7. Fox Host Steve Doocy

The Fox and Friends host got a Jersey smackdown when he asked New Jersey Gov. Chris Christie whether the prominent Romney backer would be touring the disaster zone—which stretched across the state—with the Republican candidate. “I have no idea nor am I the least bit concerned or interested,” Christie said. “I could care less about any of that stuff. I’ve got a job to do.”
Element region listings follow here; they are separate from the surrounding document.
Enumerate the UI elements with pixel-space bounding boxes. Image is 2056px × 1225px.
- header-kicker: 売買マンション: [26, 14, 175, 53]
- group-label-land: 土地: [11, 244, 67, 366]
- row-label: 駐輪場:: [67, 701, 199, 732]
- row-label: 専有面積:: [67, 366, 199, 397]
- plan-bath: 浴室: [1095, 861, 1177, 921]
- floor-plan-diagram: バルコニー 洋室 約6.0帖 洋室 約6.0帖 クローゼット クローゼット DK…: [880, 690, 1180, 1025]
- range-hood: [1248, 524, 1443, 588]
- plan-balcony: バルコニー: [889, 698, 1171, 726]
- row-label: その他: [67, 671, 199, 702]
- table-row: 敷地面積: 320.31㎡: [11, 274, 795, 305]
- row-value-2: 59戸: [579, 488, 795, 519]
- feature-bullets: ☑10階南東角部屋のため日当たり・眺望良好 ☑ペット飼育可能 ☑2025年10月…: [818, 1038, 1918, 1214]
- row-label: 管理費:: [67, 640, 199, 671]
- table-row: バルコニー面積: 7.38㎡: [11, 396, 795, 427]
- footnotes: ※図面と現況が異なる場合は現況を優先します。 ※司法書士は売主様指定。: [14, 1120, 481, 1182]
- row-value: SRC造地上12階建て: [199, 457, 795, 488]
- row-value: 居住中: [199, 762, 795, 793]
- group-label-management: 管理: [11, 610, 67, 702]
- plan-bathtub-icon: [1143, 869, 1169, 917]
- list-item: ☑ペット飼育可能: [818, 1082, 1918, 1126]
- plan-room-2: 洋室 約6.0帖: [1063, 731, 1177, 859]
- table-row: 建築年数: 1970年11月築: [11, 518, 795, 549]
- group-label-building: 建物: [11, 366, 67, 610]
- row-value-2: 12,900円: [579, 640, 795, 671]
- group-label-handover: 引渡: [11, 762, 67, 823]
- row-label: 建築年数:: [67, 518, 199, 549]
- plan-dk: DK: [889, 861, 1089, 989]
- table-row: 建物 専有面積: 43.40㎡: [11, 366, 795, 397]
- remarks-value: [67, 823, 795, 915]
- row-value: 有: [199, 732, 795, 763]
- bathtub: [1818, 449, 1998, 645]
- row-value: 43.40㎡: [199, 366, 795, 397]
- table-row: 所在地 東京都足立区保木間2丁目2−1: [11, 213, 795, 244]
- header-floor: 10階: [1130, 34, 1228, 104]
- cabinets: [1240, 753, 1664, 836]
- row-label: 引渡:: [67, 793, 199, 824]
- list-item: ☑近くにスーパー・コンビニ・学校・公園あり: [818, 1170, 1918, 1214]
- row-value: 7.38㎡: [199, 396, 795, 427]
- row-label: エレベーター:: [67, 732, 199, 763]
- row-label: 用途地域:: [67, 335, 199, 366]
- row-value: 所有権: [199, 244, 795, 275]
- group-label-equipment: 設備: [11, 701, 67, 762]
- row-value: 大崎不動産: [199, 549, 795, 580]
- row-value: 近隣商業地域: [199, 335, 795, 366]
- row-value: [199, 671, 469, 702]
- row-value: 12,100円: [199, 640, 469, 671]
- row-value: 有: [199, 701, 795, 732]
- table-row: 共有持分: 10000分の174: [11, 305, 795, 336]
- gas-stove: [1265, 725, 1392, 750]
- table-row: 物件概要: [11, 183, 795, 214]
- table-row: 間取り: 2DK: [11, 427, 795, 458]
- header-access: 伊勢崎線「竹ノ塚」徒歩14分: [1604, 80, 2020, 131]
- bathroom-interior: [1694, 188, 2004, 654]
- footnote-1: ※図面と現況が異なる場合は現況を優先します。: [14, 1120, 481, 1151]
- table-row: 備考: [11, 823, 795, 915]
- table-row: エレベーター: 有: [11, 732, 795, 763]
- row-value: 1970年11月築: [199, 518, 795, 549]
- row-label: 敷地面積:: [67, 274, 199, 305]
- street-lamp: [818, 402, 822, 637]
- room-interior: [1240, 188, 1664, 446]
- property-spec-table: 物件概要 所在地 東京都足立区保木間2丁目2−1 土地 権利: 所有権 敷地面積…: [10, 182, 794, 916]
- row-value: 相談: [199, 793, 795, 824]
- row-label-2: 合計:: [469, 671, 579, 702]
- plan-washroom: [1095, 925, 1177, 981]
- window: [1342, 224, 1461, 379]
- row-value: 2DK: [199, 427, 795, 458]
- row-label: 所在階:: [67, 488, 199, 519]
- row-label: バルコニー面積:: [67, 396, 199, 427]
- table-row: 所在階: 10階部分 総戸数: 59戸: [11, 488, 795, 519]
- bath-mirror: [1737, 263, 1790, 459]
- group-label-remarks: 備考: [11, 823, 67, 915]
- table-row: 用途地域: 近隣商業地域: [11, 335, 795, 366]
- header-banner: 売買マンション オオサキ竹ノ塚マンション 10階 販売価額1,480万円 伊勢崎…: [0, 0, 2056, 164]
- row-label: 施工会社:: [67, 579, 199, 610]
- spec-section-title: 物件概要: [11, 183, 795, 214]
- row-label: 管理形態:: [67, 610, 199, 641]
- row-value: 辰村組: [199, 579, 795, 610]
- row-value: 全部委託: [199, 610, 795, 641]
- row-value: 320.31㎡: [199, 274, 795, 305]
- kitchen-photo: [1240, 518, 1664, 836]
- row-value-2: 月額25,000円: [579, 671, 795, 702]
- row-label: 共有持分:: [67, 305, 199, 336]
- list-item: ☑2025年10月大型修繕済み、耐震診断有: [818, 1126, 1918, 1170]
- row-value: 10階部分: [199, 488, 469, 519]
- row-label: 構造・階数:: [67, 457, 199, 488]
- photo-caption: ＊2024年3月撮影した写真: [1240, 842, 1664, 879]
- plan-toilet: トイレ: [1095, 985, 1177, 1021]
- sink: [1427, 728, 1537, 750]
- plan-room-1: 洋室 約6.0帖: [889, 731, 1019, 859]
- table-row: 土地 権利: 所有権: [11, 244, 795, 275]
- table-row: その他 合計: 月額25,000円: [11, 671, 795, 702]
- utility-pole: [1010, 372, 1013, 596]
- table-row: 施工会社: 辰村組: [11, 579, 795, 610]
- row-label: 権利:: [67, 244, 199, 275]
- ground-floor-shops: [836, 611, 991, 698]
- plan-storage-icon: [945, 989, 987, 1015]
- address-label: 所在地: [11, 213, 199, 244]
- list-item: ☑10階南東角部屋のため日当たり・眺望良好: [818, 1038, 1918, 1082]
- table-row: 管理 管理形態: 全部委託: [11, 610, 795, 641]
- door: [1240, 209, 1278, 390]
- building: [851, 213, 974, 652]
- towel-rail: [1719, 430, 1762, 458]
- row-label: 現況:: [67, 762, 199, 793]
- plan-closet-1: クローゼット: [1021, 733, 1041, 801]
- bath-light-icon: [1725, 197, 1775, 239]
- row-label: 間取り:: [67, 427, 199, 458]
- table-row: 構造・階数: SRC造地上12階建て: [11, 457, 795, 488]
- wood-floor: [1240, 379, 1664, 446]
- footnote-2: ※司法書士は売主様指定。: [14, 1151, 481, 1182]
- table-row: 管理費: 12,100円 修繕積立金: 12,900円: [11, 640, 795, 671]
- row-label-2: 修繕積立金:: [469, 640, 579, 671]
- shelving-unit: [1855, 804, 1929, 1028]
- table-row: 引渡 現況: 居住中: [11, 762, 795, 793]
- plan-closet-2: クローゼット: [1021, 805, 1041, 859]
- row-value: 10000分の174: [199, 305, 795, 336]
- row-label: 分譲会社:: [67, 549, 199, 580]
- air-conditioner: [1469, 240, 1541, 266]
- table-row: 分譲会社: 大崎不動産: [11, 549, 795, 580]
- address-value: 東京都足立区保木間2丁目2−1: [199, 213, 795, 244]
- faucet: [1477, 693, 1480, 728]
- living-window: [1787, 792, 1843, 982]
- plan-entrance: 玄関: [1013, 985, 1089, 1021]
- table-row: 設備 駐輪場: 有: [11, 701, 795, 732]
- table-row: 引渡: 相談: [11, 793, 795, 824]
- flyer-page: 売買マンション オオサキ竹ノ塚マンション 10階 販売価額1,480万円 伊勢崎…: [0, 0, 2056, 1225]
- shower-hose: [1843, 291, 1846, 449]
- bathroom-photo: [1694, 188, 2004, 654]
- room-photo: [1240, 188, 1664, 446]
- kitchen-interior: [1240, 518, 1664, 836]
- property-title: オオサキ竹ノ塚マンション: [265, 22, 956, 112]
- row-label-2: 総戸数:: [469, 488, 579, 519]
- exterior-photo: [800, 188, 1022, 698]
8. Same-Sex Marriage Opponents

It was only a matter of time. Opponents of same-sex marriage in Maryland, for which New York City Mayor Michael Bloomberg has voiced his support, lay the blame for Hurricane Sandy at his doorstep. “God is sending judgment,” Maryland pastor Luke Robinson said at a rally. An Orthodox rabbi in New York state also blamed the storm on same-sex marriage, calling lower Manhattan “one of the national centers of homosexuality.”

David Caruso

9. Price Gougers

Working hard for their money … or not. New York State Attorney General Eric Schneiderman has launched an official investigation following a plethora of complaints from residents who noticed jacked-up prices post-hurricane—from hotel rooms to gasoline. AAA, which tracks gas-price trends, says the national gas price fell steadily during the storm, suggesting the suspicious 15-cent rise in New York gas prices was just that: suspicious.

(L) Bloomberg Buisnessweek (R) NASA

10. Us

That is to say, the things we do. While politicians danced around the issue as they’re wont do to, Bloomberg Businessweek spelled it out with a blaring headline: “It’s Global Warming, Stupid.” With more than 100 deaths in the United States, tens of billions in estimated economic losses, and hundreds of thousands of people displaced, Hurricane Sandy has many wondering whether, with irreparable harm done to the environment, we should just expect more of the same from future superstorms.